What the EEF tells us works

This report is a reminder that it isn’t school structure that is most important but the individual teacher in the classroom. The strategies that teachers use are vital to school improvement and the main message here is that evidence should be used to secure the right approaches for the maximum benefit at the least cost.

The most effective strategies identified by the EEF and Sutton Trust include:

  • Feedback – high impact (+8 months of progress) for very low cost.
  • Metacognition and self-regulation – high impact (+7) for very low cost.
  • Reading comprehension strategies – high impact (+6) for very low cost.
  • Collaborative learning – moderate impact (+5) for very low cost.
  • Mastery learning – moderate impact (+5) for very low cost.
  • Oral language interventions – moderate impact (+5) for very low cost.
  • Peer tutoring – moderate impact (+5) for very low cost.

Feedback

This is the information given to the learner that aims towards improvement. It can be verbal, written or through tests and covers a wide range of aspects of the learning process. The toolkit describes the process of giving effective feedback as “challenging” but suggests that feedback should:

  • Be specific, accurate and clear.
  • Compare what a learner is doing now with what they have done before.
  • Encourage and support further effort, being given sparingly so that it is meaningful.
  • Provide specific guidance on how to improve.
  • Providing effective feedback is likely to require sustained professional development and can come from peers as well as adults.

Metacognition and self-regulation

Metacognition and self-regulation aim to help pupils think about their own learning more explicitly. There are three essential components:

  • Cognition – the mental process involved in knowing, understanding and learning.
  • Metacognition – can be defined as “learning to learn”.
  • Motivation – willingness to engage.

Overall, this approach requires the learner to take more responsibility for their own learning and know what is required to succeed.

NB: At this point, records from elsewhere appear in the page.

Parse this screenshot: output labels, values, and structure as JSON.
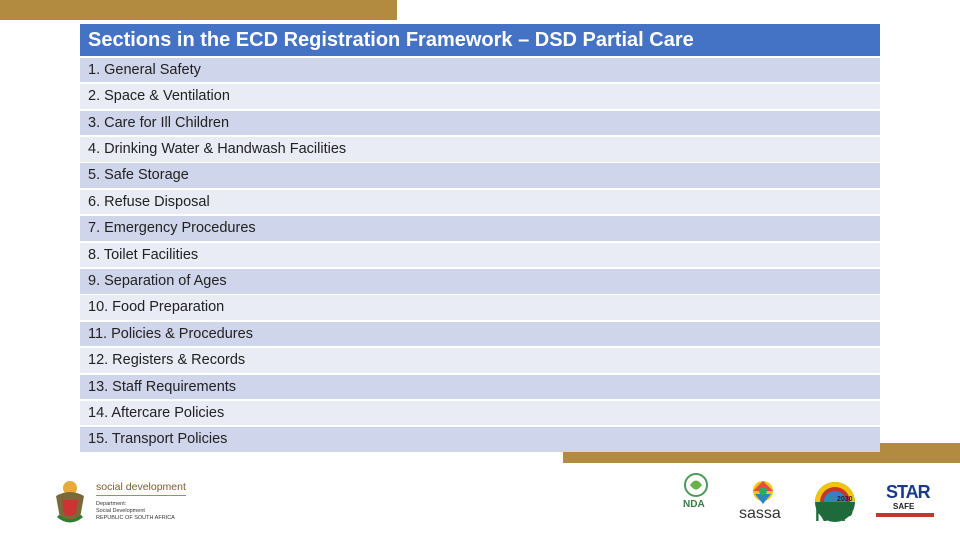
{
  "title": "Sections in the ECD Registration Framework – DSD Partial Care",
  "sections": [
    "1. General Safety",
    "2. Space & Ventilation",
    "3. Care for Ill Children",
    "4. Drinking Water & Handwash Facilities",
    "5. Safe Storage",
    "6. Refuse Disposal",
    "7. Emergency Procedures",
    "8. Toilet Facilities",
    "9. Separation of Ages",
    "10. Food Preparation",
    "11. Policies & Procedures",
    "12. Registers & Records",
    "13. Staff Requirements",
    "14. Aftercare Policies",
    "15. Transport Policies"
  ],
  "footer": {
    "dsd_name": "social development",
    "dsd_line1": "Department:",
    "dsd_line2": "Social Development",
    "dsd_line3": "REPUBLIC OF SOUTH AFRICA",
    "nda": "NDA",
    "sassa": "sassa",
    "ndp": "NDP",
    "ndp_year": "2030",
    "star": "STAR",
    "safe": "SAFE"
  },
  "colors": {
    "gold": "#b38b40",
    "header_blue": "#4472c4"
  }
}
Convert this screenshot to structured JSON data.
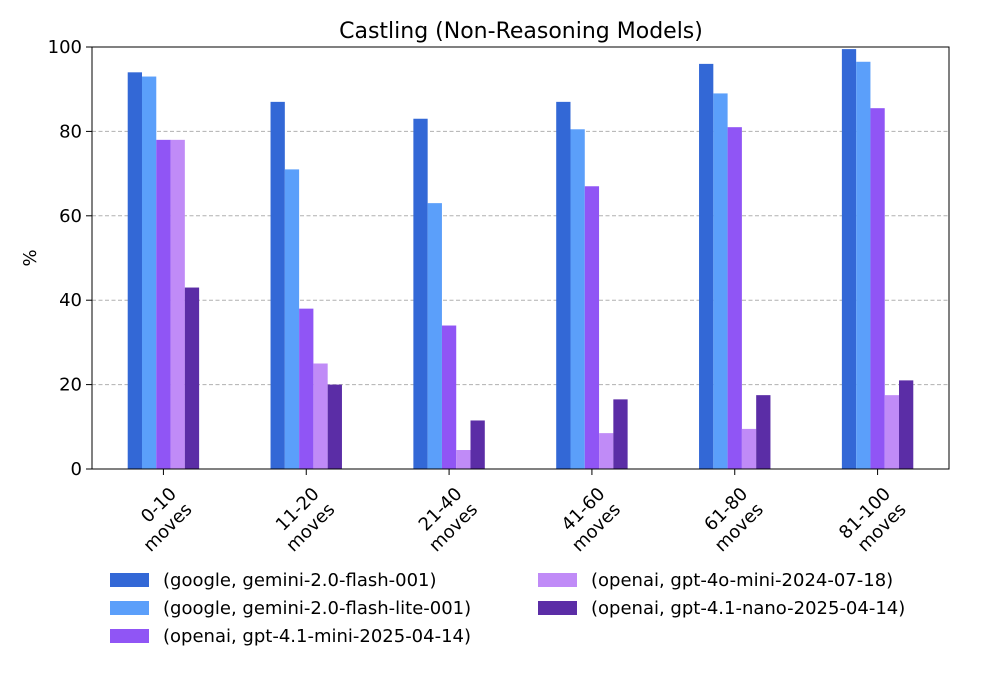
{
  "chart_data": {
    "type": "bar",
    "title": "Castling (Non-Reasoning Models)",
    "xlabel": "",
    "ylabel": "%",
    "ylim": [
      0,
      100
    ],
    "yticks": [
      0,
      20,
      40,
      60,
      80,
      100
    ],
    "grid": "y-dashed",
    "legend_placement": "bottom",
    "categories": [
      [
        "0-10",
        "moves"
      ],
      [
        "11-20",
        "moves"
      ],
      [
        "21-40",
        "moves"
      ],
      [
        "41-60",
        "moves"
      ],
      [
        "61-80",
        "moves"
      ],
      [
        "81-100",
        "moves"
      ]
    ],
    "series": [
      {
        "name": "(google, gemini-2.0-flash-001)",
        "color": "#3368d6",
        "values": [
          94,
          87,
          83,
          87,
          96,
          99.5
        ]
      },
      {
        "name": "(google, gemini-2.0-flash-lite-001)",
        "color": "#5b9ffa",
        "values": [
          93,
          71,
          63,
          80.5,
          89,
          96.5
        ]
      },
      {
        "name": "(openai, gpt-4.1-mini-2025-04-14)",
        "color": "#9055f5",
        "values": [
          78,
          38,
          34,
          67,
          81,
          85.5
        ]
      },
      {
        "name": "(openai, gpt-4o-mini-2024-07-18)",
        "color": "#c08bf7",
        "values": [
          78,
          25,
          4.5,
          8.5,
          9.5,
          17.5
        ]
      },
      {
        "name": "(openai, gpt-4.1-nano-2025-04-14)",
        "color": "#5b2da6",
        "values": [
          43,
          20,
          11.5,
          16.5,
          17.5,
          21
        ]
      }
    ]
  }
}
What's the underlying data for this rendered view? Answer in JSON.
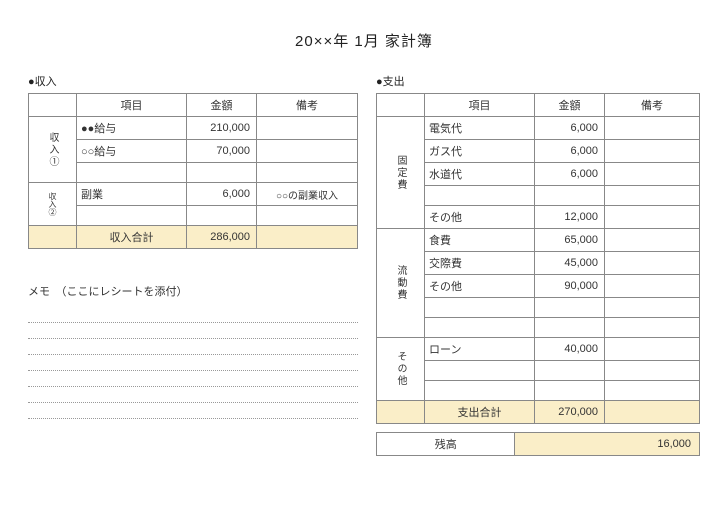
{
  "title": "20××年 1月 家計簿",
  "income": {
    "section_label": "●収入",
    "headers": {
      "item": "項目",
      "amount": "金額",
      "note": "備考"
    },
    "group1_label": "収入①",
    "group1_rows": [
      {
        "item": "●●給与",
        "amount": "210,000",
        "note": ""
      },
      {
        "item": "○○給与",
        "amount": "70,000",
        "note": ""
      },
      {
        "item": "",
        "amount": "",
        "note": ""
      }
    ],
    "group2_label": "収入②",
    "group2_rows": [
      {
        "item": "副業",
        "amount": "6,000",
        "note": "○○の副業収入"
      },
      {
        "item": "",
        "amount": "",
        "note": ""
      }
    ],
    "total_label": "収入合計",
    "total_amount": "286,000"
  },
  "memo": {
    "title": "メモ　（ここにレシートを添付）",
    "line_count": 7
  },
  "expense": {
    "section_label": "●支出",
    "headers": {
      "item": "項目",
      "amount": "金額",
      "note": "備考"
    },
    "fixed_label": "固定費",
    "fixed_rows": [
      {
        "item": "電気代",
        "amount": "6,000",
        "note": ""
      },
      {
        "item": "ガス代",
        "amount": "6,000",
        "note": ""
      },
      {
        "item": "水道代",
        "amount": "6,000",
        "note": ""
      },
      {
        "item": "",
        "amount": "",
        "note": ""
      },
      {
        "item": "その他",
        "amount": "12,000",
        "note": ""
      }
    ],
    "var_label": "流動費",
    "var_rows": [
      {
        "item": "食費",
        "amount": "65,000",
        "note": ""
      },
      {
        "item": "交際費",
        "amount": "45,000",
        "note": ""
      },
      {
        "item": "その他",
        "amount": "90,000",
        "note": ""
      },
      {
        "item": "",
        "amount": "",
        "note": ""
      },
      {
        "item": "",
        "amount": "",
        "note": ""
      }
    ],
    "other_label": "その他",
    "other_rows": [
      {
        "item": "ローン",
        "amount": "40,000",
        "note": ""
      },
      {
        "item": "",
        "amount": "",
        "note": ""
      },
      {
        "item": "",
        "amount": "",
        "note": ""
      }
    ],
    "total_label": "支出合計",
    "total_amount": "270,000"
  },
  "balance": {
    "label": "残高",
    "amount": "16,000"
  },
  "colors": {
    "highlight_bg": "#faeec8",
    "border": "#888888",
    "dotted": "#999999",
    "page_bg": "#ffffff"
  }
}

To implement this approach practitioners should consider:

  • Teaching strategies to help pupils plan, monitor and evaluate.
  • How to encourage this kind of discussion in class.
  • Modelling their own thinking.
  • Teaching pupils how to organise and manage their own learning.

Guidance on how to apply this approach in class is included in an EEF paper, Metacognition and Self-regulated Learning (April 2018).

Reading comprehension strategies

These focus on the learner’s understanding of written text and includes:

  • Inferring meaning from context.
  • Summarising or identifying key points.
  • Using graphic or semantic organisers.
  • Developing questioning strategies.
  • Monitoring their own comprehension and identifying difficulties themselves.

It is interesting to note that the toolkit recommends that schools use a blend of different approaches that include reading comprehension alongside phonics and oral language. It states: “Comparative findings indicate that, reading comprehension approaches appear to be more effective than Phonics or oral language approaches for upper primary and secondary pupils, for both short-term and long-term impact.”

It acknowledges that struggling readers are likely to require a combination of approaches and that “no particular strategy should be seen as a panacea, and careful diagnosis of the reasons why an individual pupil is struggling should guide the choice of intervention strategies”.

A word of caution

However, there is a word of caution. Strategies can have different results in different contexts. Factors such as the teacher’s own belief in the strategy they are using and the effectiveness of the teacher themselves can all make a significant difference to any approach that is adopted.

The EEF materials provide interesting and thought-provoking indications of what schools might beneficially do but they must be used in a context that is supportive of them. The fact that school leaders are struggling to balance their budgets and that an increasing number are turning to sources such as the Pupil Premium just to keep afloat is a worrying issue highlighted in this research.

  • Suzanne O’Connell is a freelance education writer and a former primary school headteacher.